As well as being an influential planner Briggs was Chancellor of the OU 1978 – 1994. He brought to the post his experience of work on the University Grants Committee and at the universities of Sussex and Leeds. He also used his Bconnections to well-established networks enabled him to help resolve disputes. Sir Keith Joseph, the Secretary of State for Education, 1981-1986 expressed concern at that which he considered bias in OU materials. The Vice Chancellor, John Horlock recalled being ‘summoned to what proved to be a very difficult interview’ with Joseph.
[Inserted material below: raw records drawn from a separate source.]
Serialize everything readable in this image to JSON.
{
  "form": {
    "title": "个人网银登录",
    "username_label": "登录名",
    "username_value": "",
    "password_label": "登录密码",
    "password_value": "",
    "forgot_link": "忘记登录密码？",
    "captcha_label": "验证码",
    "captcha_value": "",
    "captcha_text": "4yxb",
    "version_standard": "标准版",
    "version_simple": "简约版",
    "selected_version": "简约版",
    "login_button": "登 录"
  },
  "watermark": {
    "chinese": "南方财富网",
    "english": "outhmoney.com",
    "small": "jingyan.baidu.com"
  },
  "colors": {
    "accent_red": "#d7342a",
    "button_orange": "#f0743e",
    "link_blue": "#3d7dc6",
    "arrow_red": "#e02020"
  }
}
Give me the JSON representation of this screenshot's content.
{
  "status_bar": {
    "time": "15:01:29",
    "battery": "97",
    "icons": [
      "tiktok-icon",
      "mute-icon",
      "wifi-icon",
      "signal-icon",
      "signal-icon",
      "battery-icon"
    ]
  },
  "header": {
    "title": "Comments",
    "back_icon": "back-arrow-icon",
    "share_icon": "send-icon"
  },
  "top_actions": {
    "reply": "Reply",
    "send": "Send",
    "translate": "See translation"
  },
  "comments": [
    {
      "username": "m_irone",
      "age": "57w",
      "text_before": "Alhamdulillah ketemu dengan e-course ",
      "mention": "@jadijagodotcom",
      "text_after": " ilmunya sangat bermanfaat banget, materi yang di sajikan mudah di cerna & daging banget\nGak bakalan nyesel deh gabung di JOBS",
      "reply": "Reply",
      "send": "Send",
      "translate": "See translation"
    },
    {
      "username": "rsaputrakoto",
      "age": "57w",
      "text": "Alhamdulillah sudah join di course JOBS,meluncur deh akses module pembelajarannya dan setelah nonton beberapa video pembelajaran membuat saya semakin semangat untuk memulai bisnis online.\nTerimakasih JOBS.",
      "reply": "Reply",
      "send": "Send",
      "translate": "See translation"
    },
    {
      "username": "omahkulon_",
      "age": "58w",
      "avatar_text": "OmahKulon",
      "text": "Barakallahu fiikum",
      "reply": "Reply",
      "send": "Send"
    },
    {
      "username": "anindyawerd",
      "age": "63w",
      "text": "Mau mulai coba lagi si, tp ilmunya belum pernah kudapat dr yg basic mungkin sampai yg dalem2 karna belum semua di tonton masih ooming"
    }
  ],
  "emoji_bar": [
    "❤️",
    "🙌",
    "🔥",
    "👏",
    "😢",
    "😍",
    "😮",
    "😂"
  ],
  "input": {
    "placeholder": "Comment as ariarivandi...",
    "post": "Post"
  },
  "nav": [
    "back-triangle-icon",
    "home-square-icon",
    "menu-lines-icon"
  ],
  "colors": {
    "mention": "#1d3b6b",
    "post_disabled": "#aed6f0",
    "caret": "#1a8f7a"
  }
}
He concluded: ‘I am sure that he [Joseph] would willingly have closed the OU down if it had been politically possible to do so, particularly after the affair of academic bias’. Asa Briggs was familiar with Keith Joseph ‘because I’d written a Nursing Report and when he was Secretary for Health’. When the Minister sought wanted advice about the best books on the history of his constituency in Leeds from the author of Victorian Cities the OU Chancellor used the opportunity to address ‘his fears and doubts of bias in Open University courses’.